When the “Start Extraction” button is clicked and fields are defined:

Shows a loading spinner with message
Records start time
Creates LeadScraper instance
Runs scraping asynchronously using asyncio
Calculates elapsed time in minutes and seconds
Opens the result file and creates download button
Shows success message with time taken
Displays celebratory balloons animation

The code handles the entire extraction workflow from triggering the scrape to delivering results to the user, with progress feedback throughout the process.

At this point, the core app functionality is finished. Try it out with few different CSV files containing potential leads your company has.

In the final step, we will deploy the app to Streamlit Cloud.
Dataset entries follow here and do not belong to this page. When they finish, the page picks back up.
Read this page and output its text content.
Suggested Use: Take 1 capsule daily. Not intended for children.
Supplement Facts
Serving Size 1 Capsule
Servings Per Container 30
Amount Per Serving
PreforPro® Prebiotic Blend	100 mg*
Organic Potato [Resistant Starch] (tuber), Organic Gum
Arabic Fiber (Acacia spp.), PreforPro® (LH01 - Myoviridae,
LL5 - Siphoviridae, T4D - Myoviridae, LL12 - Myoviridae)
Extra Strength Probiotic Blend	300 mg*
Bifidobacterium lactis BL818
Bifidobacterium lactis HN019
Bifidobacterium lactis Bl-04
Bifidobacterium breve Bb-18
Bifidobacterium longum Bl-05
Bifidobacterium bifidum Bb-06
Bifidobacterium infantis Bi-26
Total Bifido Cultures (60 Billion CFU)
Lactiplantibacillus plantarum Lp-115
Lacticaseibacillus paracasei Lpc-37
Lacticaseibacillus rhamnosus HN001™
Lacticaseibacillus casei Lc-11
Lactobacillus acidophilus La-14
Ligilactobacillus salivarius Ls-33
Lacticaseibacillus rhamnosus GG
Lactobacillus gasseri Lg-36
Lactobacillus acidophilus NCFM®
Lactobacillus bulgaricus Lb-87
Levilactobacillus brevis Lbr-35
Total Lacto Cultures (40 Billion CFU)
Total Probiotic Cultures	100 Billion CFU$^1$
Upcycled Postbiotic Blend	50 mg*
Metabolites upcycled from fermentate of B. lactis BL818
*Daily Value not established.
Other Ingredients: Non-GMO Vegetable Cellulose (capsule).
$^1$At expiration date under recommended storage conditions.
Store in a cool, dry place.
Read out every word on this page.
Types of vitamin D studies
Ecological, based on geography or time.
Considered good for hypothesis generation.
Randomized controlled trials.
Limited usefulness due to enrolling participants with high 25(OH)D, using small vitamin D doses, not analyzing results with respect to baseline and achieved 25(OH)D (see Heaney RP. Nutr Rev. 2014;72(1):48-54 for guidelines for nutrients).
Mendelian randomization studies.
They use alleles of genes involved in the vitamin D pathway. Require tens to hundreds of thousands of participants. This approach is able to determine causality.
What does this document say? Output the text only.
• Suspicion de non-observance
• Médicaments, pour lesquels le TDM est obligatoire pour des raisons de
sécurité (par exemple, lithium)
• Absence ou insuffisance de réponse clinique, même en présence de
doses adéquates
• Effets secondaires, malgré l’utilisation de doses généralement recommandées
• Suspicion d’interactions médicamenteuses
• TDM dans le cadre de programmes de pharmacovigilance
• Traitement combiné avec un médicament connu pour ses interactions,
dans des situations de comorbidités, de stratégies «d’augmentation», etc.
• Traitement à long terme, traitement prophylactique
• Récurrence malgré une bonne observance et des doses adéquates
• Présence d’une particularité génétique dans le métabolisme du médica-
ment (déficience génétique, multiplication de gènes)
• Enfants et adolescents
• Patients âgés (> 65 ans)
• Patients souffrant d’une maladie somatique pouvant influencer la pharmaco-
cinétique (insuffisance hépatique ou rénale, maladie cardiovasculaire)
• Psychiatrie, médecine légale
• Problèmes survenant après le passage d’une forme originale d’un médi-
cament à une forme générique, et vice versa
Step 6: Deploying the app to Streamlit Cloud

Before deploying, let’s create a requirements.txt file in the root directory:

poetry export -f requirements.txt --output requirements.txt --without-hashes

Next, create a new file called .streamlit/secrets.toml:

FIRECRAWL_API_KEY = "your_api_key_here"

Also, add these to your .gitignore file:

__pycache__/

# Virtual Environment
.env
.venv
venv/
ENV/

# IDE
.idea/
.vscode/

# Project specific
.streamlit/secrets.toml
data/
*.xlsx

Now follow these steps to deploy:

Push to GitHub

git init
git add .
git commit -m "Initial commit"
git branch -M main
git remote add origin https://github.com/yourusername/sales-lead-extractor.git
git push -u origin main

Deploy on Streamlit Cloud

Go to share.streamlit.io
Click “New app”
Connect your GitHub repository
Select the main branch and src/app.py as the entry point
Add your Firecrawl API key in the Secrets section using the same format as .streamlit/secrets.toml
Click “Deploy”

Your app will be live in a few minutes.

Conclusion

We’ve built a powerful lead extraction tool that combines the simplicity of Streamlit with the AI capabilities of Firecrawl. The app allows sales teams to:

Upload lists of target websites
Define custom data fields to extract
Get structured lead data in Excel format
Save hours of manual data gathering

Key features implemented:

Dynamic field definition
Batch URL processing
Progress tracking
Excel export
Cloud deployment

Feel free to extend the app with features like:

Authentication
Lead scoring
CRM integration
Custom extraction templates
Rate limiting
Error handling

The complete source code is available on GitHub.